Глава 517

Par conséquent, Zhou Xuan ne pouvait pas garantir qu'il trouverait des indices dans le tableau dès le départ. Ce n'était qu'un point de départ. S'il ne trouvait pas les indices recherchés, il devrait se tourner vers les services de sécurité publique, via Fu Yuanshan, pour retrouver Jiang Yu'e.

Cependant, Zhou Xuan eut beaucoup de chance. Les informations qu'il obtint du tableau comprenaient non seulement l'image de Jiang Yu'e, mais aussi des images de Jiang Yu'e et Zhao Chengzhi ensemble, notamment des scènes intimes au lit. Grâce à ces images, Zhou Xuan comprit que les deux étaient de mèche et que toute cette affaire n'était qu'un piège savamment orchestré.

Zhou Xuan cherchait à savoir si Zhao Chengzhi et Jiang Yu'e étaient sous l'influence de complices et s'ils avaient été envoyés par ses ennemis. Cependant, il estimait peu probable qu'ils l'aient été, car il ne se montrait que rarement dans la boutique d'antiquités. En réalité, Zhang Jian en était le gérant, et la plupart des gens ignoraient que la boutique appartenait à Zhou Xuan. Même ceux qu'il avait offensés l'ignoraient.

S'ils visaient la joaillerie, on pourrait croire qu'ils cherchaient à piéger Zhou Xuan. Mais compte tenu du montant, même s'il représentait trois fois le prix d'achat initial, cela ne représenterait que dix millions. Pour piéger Zhou Xuan, il faudrait débourser cent millions, voire un milliard, pour l'atteindre. Par conséquent, Zhou Xuan estima que personne ne le visait directement.

Après réflexion, l'explication la plus probable est que les deux escrocs ont tout simplement été sélectionnés au hasard dans leur magasin.
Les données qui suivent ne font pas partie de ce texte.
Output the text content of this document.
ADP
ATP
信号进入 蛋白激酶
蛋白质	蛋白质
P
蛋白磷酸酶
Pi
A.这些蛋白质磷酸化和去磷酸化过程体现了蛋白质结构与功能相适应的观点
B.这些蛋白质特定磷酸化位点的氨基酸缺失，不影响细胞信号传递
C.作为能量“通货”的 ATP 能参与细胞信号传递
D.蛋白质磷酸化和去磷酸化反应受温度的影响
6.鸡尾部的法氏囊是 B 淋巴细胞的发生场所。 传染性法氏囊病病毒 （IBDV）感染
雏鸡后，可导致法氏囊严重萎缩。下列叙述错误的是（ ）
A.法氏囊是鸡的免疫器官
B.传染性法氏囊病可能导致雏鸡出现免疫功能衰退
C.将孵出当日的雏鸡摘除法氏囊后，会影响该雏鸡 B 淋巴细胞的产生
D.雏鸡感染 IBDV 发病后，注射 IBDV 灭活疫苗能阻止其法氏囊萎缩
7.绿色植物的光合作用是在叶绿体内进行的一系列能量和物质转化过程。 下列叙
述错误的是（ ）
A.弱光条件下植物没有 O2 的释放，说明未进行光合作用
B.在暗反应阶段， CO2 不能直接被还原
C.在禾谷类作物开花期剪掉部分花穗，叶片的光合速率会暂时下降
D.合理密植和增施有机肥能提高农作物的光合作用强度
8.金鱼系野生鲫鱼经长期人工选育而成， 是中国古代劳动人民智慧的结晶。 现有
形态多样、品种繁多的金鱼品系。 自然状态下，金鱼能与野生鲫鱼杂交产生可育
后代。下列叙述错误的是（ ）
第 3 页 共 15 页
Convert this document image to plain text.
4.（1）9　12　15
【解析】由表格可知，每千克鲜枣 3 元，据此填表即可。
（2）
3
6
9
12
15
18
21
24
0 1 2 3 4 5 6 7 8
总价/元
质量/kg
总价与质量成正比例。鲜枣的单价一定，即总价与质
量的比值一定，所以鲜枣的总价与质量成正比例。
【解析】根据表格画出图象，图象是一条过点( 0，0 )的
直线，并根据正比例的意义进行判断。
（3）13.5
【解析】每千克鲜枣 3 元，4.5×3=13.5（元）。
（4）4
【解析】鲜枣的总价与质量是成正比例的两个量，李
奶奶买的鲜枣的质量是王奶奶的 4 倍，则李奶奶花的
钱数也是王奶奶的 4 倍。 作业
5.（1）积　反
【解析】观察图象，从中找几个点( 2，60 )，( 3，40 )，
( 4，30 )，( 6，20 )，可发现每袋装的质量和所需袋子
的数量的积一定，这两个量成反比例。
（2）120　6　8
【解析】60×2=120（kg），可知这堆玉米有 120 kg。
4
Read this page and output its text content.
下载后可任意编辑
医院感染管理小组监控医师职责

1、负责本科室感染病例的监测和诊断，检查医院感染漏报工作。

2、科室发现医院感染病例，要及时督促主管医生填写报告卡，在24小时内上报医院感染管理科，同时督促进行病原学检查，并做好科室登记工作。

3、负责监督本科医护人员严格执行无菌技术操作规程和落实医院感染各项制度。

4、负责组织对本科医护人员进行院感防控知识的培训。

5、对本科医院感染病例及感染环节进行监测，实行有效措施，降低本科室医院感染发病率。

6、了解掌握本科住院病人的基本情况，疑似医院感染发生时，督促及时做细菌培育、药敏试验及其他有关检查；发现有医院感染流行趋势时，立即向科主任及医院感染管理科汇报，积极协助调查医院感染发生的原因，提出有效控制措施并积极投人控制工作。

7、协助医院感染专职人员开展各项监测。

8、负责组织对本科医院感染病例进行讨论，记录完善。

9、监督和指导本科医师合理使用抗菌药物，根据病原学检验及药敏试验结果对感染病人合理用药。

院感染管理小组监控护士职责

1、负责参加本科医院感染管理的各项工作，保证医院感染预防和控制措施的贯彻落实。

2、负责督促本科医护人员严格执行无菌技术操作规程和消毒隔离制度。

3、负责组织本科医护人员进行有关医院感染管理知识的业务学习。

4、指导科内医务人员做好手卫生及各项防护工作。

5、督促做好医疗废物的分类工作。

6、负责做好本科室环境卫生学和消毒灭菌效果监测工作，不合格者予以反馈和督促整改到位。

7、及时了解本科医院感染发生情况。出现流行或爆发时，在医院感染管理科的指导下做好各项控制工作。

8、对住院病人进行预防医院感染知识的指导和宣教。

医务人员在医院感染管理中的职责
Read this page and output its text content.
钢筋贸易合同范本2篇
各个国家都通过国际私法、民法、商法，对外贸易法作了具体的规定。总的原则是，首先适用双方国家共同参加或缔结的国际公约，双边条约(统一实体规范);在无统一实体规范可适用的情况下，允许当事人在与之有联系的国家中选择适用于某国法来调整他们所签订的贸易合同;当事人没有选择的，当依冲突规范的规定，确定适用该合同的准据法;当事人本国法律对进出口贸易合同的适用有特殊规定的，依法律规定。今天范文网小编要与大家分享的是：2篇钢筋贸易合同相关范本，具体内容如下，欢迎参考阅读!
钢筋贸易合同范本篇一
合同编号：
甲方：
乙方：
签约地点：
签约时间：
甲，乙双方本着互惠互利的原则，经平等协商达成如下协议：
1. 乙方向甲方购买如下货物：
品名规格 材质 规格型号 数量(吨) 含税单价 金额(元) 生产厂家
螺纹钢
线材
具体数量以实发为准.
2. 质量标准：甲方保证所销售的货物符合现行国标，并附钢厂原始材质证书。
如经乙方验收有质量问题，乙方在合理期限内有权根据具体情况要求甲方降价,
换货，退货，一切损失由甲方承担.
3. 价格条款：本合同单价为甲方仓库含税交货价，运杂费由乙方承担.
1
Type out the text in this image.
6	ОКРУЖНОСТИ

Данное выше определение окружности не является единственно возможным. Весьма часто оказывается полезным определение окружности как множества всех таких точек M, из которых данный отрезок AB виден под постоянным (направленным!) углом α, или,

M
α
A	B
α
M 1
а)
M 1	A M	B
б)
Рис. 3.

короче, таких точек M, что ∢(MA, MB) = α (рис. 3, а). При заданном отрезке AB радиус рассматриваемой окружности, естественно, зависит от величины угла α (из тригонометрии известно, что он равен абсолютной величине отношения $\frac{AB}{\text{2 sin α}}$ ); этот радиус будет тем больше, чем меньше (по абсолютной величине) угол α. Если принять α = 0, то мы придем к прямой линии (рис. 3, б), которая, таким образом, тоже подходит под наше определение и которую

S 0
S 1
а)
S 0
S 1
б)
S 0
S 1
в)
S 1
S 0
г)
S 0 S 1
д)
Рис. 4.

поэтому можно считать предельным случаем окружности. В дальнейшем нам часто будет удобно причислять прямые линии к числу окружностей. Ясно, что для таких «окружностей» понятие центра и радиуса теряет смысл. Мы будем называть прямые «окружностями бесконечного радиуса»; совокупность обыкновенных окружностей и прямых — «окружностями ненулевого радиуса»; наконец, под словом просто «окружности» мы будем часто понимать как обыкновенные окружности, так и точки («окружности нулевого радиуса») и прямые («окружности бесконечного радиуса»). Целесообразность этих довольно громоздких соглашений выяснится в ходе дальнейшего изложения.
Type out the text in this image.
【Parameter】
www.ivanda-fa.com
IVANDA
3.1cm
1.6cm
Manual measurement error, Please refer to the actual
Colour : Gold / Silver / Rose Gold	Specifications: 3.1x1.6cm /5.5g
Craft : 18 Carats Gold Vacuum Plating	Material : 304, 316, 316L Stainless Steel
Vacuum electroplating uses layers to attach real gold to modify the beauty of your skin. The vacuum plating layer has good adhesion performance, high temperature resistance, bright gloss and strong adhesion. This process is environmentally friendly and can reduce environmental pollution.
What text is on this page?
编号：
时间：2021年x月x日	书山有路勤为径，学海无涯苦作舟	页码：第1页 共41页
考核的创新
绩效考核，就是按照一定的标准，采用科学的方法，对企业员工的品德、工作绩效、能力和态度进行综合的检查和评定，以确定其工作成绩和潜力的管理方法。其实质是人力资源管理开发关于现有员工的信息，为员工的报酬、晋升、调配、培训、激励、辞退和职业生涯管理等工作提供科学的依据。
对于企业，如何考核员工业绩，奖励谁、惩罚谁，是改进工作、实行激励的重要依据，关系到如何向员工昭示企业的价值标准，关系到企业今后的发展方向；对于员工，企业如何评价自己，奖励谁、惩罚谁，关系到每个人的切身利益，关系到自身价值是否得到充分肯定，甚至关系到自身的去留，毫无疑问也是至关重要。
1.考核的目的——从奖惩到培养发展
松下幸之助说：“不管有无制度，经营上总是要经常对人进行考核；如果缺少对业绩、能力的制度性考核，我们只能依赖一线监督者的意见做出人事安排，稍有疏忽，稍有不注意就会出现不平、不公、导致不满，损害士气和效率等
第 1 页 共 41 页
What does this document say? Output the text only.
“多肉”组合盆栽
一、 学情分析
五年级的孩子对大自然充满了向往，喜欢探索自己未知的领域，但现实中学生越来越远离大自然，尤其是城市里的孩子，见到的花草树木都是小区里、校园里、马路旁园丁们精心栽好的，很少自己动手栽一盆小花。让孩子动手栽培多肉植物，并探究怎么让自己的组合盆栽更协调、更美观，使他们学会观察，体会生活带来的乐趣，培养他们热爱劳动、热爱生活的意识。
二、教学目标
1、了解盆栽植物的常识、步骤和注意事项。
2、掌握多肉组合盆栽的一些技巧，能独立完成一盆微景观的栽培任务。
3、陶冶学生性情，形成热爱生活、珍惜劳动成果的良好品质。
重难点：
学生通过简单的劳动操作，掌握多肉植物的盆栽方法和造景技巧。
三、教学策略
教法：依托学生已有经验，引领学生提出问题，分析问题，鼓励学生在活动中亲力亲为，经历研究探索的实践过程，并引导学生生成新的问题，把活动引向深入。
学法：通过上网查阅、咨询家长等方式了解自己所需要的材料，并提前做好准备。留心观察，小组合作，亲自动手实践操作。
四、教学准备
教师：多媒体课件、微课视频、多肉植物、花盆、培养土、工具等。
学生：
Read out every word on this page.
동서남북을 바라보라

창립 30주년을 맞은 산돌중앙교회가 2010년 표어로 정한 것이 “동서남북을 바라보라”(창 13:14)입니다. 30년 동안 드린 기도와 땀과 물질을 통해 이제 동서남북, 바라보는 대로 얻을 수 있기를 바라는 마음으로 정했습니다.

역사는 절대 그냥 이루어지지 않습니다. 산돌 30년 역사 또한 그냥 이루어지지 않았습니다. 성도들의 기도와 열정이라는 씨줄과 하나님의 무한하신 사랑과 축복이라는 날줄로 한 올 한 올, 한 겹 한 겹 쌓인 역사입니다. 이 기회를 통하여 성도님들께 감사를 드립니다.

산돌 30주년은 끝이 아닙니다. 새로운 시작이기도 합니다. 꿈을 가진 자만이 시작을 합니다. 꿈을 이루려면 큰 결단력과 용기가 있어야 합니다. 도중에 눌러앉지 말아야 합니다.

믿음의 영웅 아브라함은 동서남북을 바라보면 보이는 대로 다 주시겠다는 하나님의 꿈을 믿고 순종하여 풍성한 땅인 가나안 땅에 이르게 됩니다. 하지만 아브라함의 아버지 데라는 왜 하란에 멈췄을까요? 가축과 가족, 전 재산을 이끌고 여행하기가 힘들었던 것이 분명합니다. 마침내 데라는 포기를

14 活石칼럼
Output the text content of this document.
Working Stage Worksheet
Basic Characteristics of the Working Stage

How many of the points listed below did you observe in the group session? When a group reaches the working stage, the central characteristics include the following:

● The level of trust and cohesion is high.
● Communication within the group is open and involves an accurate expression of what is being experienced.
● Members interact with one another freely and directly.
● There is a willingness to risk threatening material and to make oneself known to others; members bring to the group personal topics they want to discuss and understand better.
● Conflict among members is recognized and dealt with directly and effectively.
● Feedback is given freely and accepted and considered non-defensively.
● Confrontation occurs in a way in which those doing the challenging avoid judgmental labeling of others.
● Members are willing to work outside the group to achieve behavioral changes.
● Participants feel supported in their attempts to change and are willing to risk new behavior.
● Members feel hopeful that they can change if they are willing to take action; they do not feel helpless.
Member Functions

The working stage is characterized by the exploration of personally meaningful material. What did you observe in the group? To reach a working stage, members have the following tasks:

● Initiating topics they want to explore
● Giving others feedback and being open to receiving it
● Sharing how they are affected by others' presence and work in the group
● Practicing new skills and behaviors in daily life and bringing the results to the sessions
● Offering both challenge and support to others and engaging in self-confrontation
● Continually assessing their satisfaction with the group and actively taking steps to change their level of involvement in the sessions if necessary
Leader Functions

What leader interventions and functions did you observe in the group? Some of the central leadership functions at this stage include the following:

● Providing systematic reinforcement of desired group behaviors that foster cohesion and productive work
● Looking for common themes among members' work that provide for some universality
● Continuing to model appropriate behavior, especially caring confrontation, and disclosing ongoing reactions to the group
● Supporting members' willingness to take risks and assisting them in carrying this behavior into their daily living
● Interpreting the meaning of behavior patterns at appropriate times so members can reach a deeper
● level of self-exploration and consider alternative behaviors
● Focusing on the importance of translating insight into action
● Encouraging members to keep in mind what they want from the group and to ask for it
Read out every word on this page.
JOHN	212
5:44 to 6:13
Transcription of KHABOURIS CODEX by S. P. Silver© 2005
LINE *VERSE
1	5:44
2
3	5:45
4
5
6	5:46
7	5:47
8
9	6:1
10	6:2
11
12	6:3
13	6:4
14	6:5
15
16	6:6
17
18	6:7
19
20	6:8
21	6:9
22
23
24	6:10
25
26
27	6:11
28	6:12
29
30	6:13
Cette escroquerie était particulièrement sophistiquée ; un étranger au milieu n'aurait pas pu la monter. Le vieux Wu s'est fait avoir car, voyant d'abord le tableau authentique, il l'a acheté à bas prix dans son enthousiasme. Bien qu'il fût censé surveiller Jiang Yu'e, il s'est montré visiblement moins vigilant, ce qui a permis à ce dernier d'échanger l'original contre le faux. Puis, lorsque le vieux Wu l'a apporté à la maison de ventes, son complice, Zhao Chengzhi, a acheté le faux. Ils ont ainsi pu tripler le prix d'achat grâce à un faux tableau, alors qu'ils avaient déjà empoché plus de 700

000 yuans lors de la vente précédente, soit un total de plus de 10 millions de yuans en liquide. Pendant ce temps, le véritable tableau restait entre leurs mains. Qui n'aurait pas été tenté de faire une chose pareille

?

Même si vous appelez la police, elle refuse de traiter ce genre d'affaire car il s'agit d'un litige commercial entre Zhao Chengzhi et le magasin d'antiquités de Lao Wu. Ils préfèrent soit porter l'affaire devant les tribunaux, soit négocier à l'amiable.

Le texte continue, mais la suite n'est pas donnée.